Minds and Machines
Fuzzy logic in it's simplest terms expands the dicotomy of true or not true to include a range of answers in between. The usual example is say instead of being black or white, fuzziness allows for shades of gray. Since fuzzy logic allows this extra bandwidth in fuzzy answers, fuzzy rules used in programming can cover a much broader area. A fuzzy rule such as "When it rains, you get wet"*** can cover a lot of ground. It would be able to several instantions of itself such as "when it rains a lot, you get wet a lot" or "when it rains a little, you get wet a little".
Rules like this are beautiful because they are human rules. They are a much better model of how we think. It is not often that questions that arise in life have bivalent answers. There are a few that do such as "Are you married?". Other questions such as "Do you like your job?", would tend to elicit a range of a response falling somewhere between yes and no.
How exactly is a fuzzy rule able to cover so much ground? By the use of a patches. A fuzzy rule will define a fuzzy patch.

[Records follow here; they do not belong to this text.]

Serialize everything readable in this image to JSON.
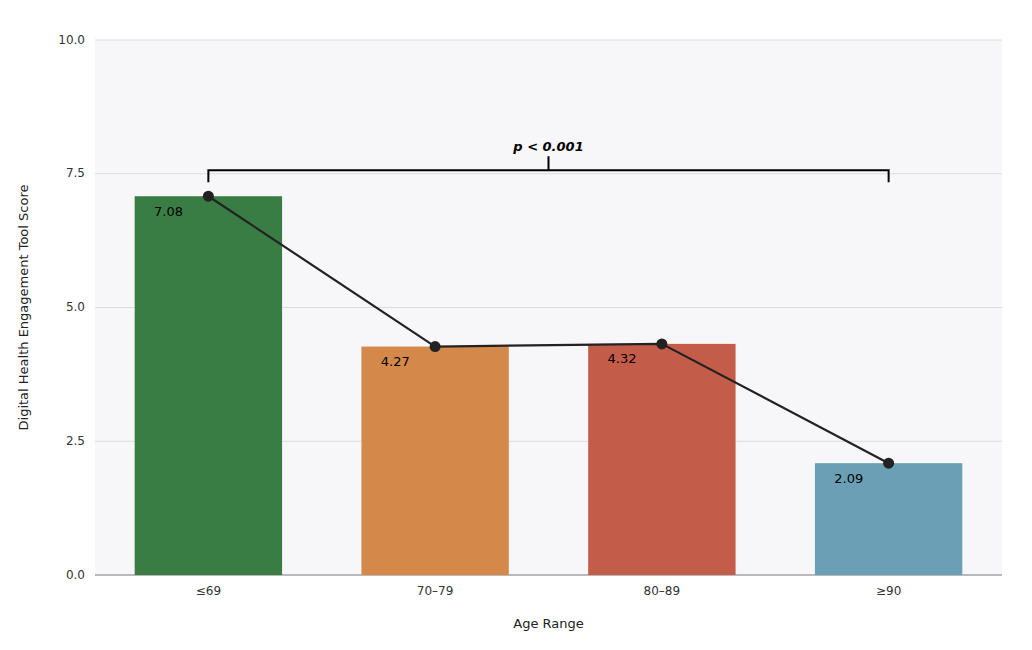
{
  "chart_data": {
    "type": "bar",
    "categories": [
      "≤69",
      "70–79",
      "80–89",
      "≥90"
    ],
    "values": [
      7.08,
      4.27,
      4.32,
      2.09
    ],
    "colors": [
      "#3a7d44",
      "#d4884a",
      "#c45c4a",
      "#6a9fb5"
    ],
    "xlabel": "Age Range",
    "ylabel": "Digital Health Engagement Tool Score",
    "ylim": [
      0,
      10.0
    ],
    "yticks": [
      {
        "value": 0.0,
        "label": "0.0"
      },
      2.5,
      {
        "value": 5.0,
        "label": "5.0"
      },
      7.5,
      {
        "value": 10.0,
        "label": "10.0"
      }
    ],
    "grid": true,
    "data_labels": true,
    "annotation": "p < 0.001"
  }
}
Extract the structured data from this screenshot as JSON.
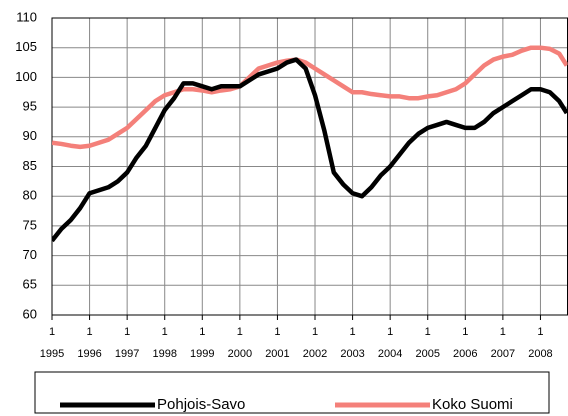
{
  "chart_data": {
    "type": "line",
    "x": [
      1995,
      1995.25,
      1995.5,
      1995.75,
      1996,
      1996.25,
      1996.5,
      1996.75,
      1997,
      1997.25,
      1997.5,
      1997.75,
      1998,
      1998.25,
      1998.5,
      1998.75,
      1999,
      1999.25,
      1999.5,
      1999.75,
      2000,
      2000.25,
      2000.5,
      2000.75,
      2001,
      2001.25,
      2001.5,
      2001.75,
      2002,
      2002.25,
      2002.5,
      2002.75,
      2003,
      2003.25,
      2003.5,
      2003.75,
      2004,
      2004.25,
      2004.5,
      2004.75,
      2005,
      2005.25,
      2005.5,
      2005.75,
      2006,
      2006.25,
      2006.5,
      2006.75,
      2007,
      2007.25,
      2007.5,
      2007.75,
      2008,
      2008.25,
      2008.5,
      2008.7
    ],
    "series": [
      {
        "name": "Pohjois-Savo",
        "color": "#000000",
        "values": [
          72.5,
          74.5,
          76,
          78,
          80.5,
          81,
          81.5,
          82.5,
          84,
          86.5,
          88.5,
          91.5,
          94.5,
          96.5,
          99,
          99,
          98.5,
          98,
          98.5,
          98.5,
          98.5,
          99.5,
          100.5,
          101,
          101.5,
          102.5,
          103,
          101.5,
          97,
          91,
          84,
          82,
          80.5,
          80,
          81.5,
          83.5,
          85,
          87,
          89,
          90.5,
          91.5,
          92,
          92.5,
          92,
          91.5,
          91.5,
          92.5,
          94,
          95,
          96,
          97,
          98,
          98,
          97.5,
          96,
          94
        ]
      },
      {
        "name": "Koko Suomi",
        "color": "#f4807a",
        "values": [
          89,
          88.8,
          88.5,
          88.3,
          88.5,
          89,
          89.5,
          90.5,
          91.5,
          93,
          94.5,
          96,
          97,
          97.5,
          98,
          98,
          97.8,
          97.5,
          97.8,
          98,
          98.5,
          100,
          101.5,
          102,
          102.5,
          102.8,
          103,
          102.5,
          101.5,
          100.5,
          99.5,
          98.5,
          97.5,
          97.5,
          97.2,
          97,
          96.8,
          96.8,
          96.5,
          96.5,
          96.8,
          97,
          97.5,
          98,
          99,
          100.5,
          102,
          103,
          103.5,
          103.8,
          104.5,
          105,
          105,
          104.8,
          104,
          102
        ]
      }
    ],
    "xlim": [
      1995,
      2008.72
    ],
    "xticks": [
      {
        "value": 1995,
        "label": "1995",
        "quarter": "1"
      },
      {
        "value": 1996,
        "label": "1996",
        "quarter": "1"
      },
      {
        "value": 1997,
        "label": "1997",
        "quarter": "1"
      },
      {
        "value": 1998,
        "label": "1998",
        "quarter": "1"
      },
      {
        "value": 1999,
        "label": "1999",
        "quarter": "1"
      },
      {
        "value": 2000,
        "label": "2000",
        "quarter": "1"
      },
      {
        "value": 2001,
        "label": "2001",
        "quarter": "1"
      },
      {
        "value": 2002,
        "label": "2002",
        "quarter": "1"
      },
      {
        "value": 2003,
        "label": "2003",
        "quarter": "1"
      },
      {
        "value": 2004,
        "label": "2004",
        "quarter": "1"
      },
      {
        "value": 2005,
        "label": "2005",
        "quarter": "1"
      },
      {
        "value": 2006,
        "label": "2006",
        "quarter": "1"
      },
      {
        "value": 2007,
        "label": "2007",
        "quarter": "1"
      },
      {
        "value": 2008,
        "label": "2008",
        "quarter": "1"
      }
    ],
    "ylim": [
      60,
      110
    ],
    "yticks": [
      60,
      65,
      70,
      75,
      80,
      85,
      90,
      95,
      100,
      105,
      110
    ],
    "grid": true,
    "legend": "bottom"
  }
}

Say for example that you would like to use fuzzy logic to control an air conditioner (Kosco's example). You could define a fuzzy set for the temparature range as COLD, COOL, JUST RIGHT, WARM and HOT. A system could be composed of a few sloppy rules with wide patches, or many precise rules with narrow patches. Perhaps the air conditioner system is representative of other real systems. That is, an optimal solution involves some wide sloppy rules, and some precise ones.
The fuzzy rules that would go with the air conditioner system would be:
Rule 1: If the temperature is cold, them motor speed stops.
Rule 2: If the temperature is cool, the motor speed slows.
Rule 3: If the temperature is just right, the motor speed is medium.
Rule 4: If the tempertaure is warm, the motor speed is fast.
Rule 5: If the temperature is hot, the motor speed blasts.
This fuzzy system works well because the patches will cover lines that correspond to relations between temperature and motor speed if they are non-linear and squiggle. In contrast a similar bivalent system might be built of many specific rules such as if temparture is 60 degrees than the motor speed is 50. Patches developed from rules like this would only be points, and the system developed from it would only define a collection of points-- not a terrific model. Therein lies a greatness of fuzziness.
Another wonderful aspect of fuzziness is that it does not disclude the old bivalent system of logic. The fuzzy spectrum of greys, completely true and completely false simply fit in as black and white. That the old system fits into the new fuzzy system gives me the feeling the old way was on the right track, and fuzzy logic has added a robustness and ingenious efficiency on top of the old system. Also it allows to move forward slowy from the old system rather than taking a radical step away from it.
If fuzziness is so wonderful, what can it really contribute to the development of AI? Let's first look at some things that have already been developed with fuzzy logic. First of all, there are the microwaves in the dorms here that can cook perfect popcorn. There are air conditions with similar rules sets as described above. This system prevents overshoot-undershoot temperature oscillation and consumes less power. There is an auto transmission that uses fuzzy logic to select gear ratio based on engine load, driving style, and road conditions. There is fuzzy factory control software that schedules taks and assembly line strategies. There is even a fuzzy golf diagnotic system that selects golf clubs based on golfer's physique and swing. The list is lengthy and amazing. From toasters to train systems, fuzzy logic is making machines "smarter".
To make apparent the contribution that fuzzy logic can make to AI (here I am thinking of human AI), let's look at some of the products that display intelligence in more humanlike tasks. Sony has developed a fuzzy based palm top computer that can recognize handwritten Kanji characters. Epson has made a translator that recognizes and translates words in a pencil sized unit. Most interesting was a washing machine that adjusts its washing strategy based on sensed dirt level, fabric type, load size and water level and used a neural network to tune the rules to a user's tastes.
This kind of system is an example of adaptive fuzzy logic. With the help of a neural net, it can learn from the data it has collected and adjust its rules. This kind of set up has tremendous possibilities.
Fuzzy Thinking : The New Science of Fuzzy Logic was the primary source for this report.